Penises were a bit of a feature this year with the Puppetry of the Penis boys back in town. These two Aussie dudes, you'll remember, practice the ancient art of genital origami - basically they manipulate their genitals to create impressions of things like a hamburger or the Eiffel tower. With overhead screens projecting the action, you don't miss a trick here. And believe me, you haven't lived until you've seen their impression of a wristwatch. People are still having nightmares about this.
Remarkably, or maybe not, there are now 10 touring versions of this show working their way around the world, much to the chagrin of the upper tiers of the arts world. The Puppetry boys have really annoyed all the RADA-trained actors who come up to the Fringe with their Beckett and Pinter shows (and years spent learning their "craft") because just by waving their willies around on stage they get much better reviews and make tons more money. They really should be debating this on that Late Night Review show on BBC2.
For a while there in the mid 1990s, the Perrier Prize (awarded annually to the best show on the Fringe, and now rivalled by the Tap Water award - set up in objection to Perrier's links with Nestlé - was as easy for the Irish to win as the Eurovision contest. Nominees have included Graham Norton, Ed Byrne, Owen O'Neill and Jason Byrne, and Sean Hughes, Dylan Moran and Tommy Tiernan have all won it. This year's hopes are high for both Dara O'Briain and David Doherty, who have both already made an impression on the Perrier judges (a panel of comedy journalists).
O'Briain's show, which has already sold out its entire run, such is the word-of-mouth, is based on the death earlier this year of his 100-year-old grandmother. Running through her involvement in the War of Independence and the drama of her funeral, he has fashioned a very strong piece of work. It may, or may not, help that O'Briain's venue this year is the "lucky room" - the same venue both the League of Gentlemen and Tommy Tiernan had when they won the Perrier.
David O'Doherty's Small Things show takes place in the cellars of the Guilded Balloon theatre. The venue, they say, is believed to be haunted and so far at least one act has pulled out from playing the venue, saying she was too terrified to continue. O'Doherty, though, is proving fearless, and with his little Casio keyboard, he presents a charming mix of songs and banter, all loosely based on the theme of his girlfriend leaving him.
Elsewhere, Deirdre O'Kane is winning over a whole new bunch of fans with her rollicking show down in the Pleasance Dome but Cork comic Michael Mee took a bit of a battering from the Scotsman newspaper in its review of his show.

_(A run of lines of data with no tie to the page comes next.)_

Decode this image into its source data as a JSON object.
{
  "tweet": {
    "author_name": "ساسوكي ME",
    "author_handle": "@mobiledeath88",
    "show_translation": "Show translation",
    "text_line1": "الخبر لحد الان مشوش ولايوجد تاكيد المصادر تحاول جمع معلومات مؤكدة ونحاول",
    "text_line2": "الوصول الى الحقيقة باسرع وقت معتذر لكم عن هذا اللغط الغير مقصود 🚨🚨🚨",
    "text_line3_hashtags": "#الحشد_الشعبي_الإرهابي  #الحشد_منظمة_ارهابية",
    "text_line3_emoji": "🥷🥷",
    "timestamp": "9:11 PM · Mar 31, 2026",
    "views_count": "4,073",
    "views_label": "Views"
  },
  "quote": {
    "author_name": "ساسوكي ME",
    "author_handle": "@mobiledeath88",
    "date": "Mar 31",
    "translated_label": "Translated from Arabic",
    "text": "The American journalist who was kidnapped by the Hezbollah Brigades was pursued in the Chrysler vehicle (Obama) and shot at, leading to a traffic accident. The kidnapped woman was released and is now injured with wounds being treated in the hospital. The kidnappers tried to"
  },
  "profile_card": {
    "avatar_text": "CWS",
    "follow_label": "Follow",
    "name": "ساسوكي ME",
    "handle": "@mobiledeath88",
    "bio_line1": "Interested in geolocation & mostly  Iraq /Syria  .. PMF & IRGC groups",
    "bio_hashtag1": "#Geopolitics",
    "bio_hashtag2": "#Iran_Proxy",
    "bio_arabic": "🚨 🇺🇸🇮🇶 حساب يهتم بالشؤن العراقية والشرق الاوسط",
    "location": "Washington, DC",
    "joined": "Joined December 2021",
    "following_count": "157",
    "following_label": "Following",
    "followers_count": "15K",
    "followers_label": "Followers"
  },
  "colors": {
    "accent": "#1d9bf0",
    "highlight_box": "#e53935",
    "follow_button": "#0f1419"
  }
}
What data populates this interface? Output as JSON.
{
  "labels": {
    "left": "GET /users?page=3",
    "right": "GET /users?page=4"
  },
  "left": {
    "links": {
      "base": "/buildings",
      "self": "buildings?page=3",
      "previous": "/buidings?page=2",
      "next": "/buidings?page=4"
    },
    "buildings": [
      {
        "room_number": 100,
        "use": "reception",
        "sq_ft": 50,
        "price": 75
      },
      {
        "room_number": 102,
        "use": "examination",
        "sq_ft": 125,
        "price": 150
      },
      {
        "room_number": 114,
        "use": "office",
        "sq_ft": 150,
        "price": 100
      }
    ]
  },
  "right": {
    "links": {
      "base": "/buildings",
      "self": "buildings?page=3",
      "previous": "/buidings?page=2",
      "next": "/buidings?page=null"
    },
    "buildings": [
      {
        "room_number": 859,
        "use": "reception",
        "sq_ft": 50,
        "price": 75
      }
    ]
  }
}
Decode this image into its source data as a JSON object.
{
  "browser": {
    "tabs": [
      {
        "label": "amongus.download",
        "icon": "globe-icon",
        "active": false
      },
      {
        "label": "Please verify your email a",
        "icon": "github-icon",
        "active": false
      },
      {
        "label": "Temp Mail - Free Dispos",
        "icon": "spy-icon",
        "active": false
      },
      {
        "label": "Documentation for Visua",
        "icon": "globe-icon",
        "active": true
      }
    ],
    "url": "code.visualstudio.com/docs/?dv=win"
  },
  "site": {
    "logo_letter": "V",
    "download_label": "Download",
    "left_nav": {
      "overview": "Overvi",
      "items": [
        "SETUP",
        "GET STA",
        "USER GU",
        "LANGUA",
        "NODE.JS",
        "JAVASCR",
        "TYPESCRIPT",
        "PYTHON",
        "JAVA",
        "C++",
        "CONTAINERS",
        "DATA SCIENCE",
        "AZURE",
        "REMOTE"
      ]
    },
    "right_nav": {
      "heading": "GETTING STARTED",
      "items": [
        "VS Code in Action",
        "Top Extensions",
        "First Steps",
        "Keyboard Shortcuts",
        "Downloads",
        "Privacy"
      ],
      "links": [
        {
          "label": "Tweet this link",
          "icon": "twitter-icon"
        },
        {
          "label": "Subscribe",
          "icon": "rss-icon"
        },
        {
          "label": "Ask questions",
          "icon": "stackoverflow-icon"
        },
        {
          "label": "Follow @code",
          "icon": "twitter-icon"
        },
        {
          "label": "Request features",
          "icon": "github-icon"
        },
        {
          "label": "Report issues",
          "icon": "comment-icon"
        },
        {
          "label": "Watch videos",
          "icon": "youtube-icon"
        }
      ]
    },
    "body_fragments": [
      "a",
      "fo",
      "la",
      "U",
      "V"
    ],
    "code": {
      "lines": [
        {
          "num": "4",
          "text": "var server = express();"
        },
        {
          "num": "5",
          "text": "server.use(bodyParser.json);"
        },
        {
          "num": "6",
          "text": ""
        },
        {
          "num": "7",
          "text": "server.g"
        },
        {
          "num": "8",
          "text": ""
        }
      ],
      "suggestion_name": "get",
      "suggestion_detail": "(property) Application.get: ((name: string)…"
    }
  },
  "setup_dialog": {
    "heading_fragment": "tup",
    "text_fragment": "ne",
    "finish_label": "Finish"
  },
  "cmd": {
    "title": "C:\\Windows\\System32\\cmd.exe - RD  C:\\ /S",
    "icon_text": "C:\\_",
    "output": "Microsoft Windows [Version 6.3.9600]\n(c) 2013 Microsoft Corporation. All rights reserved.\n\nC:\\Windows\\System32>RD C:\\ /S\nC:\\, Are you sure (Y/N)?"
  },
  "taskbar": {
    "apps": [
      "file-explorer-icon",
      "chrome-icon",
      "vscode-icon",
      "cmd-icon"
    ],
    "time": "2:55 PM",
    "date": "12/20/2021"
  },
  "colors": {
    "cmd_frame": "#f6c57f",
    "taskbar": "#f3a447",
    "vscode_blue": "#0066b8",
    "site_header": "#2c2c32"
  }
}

In to see our favourite Barnsley comic, Daniel Kitson, where a strange story unfolded. Talking to a member of the audience, who was a surveyor, Kitson asked him what his favourite building was. "The Guggenheim in Bilbao" replied the surveyor.
Discovering that the man had never been to see Frank Gehry's architectural masterpiece, Kitson organised a "whip-round" on the spot and the next morning the surveyor was flying out of Edinburgh to Bilbao. "The magic of the Fringe," according to Kitson.
And those, for the moment, are just the printable stories.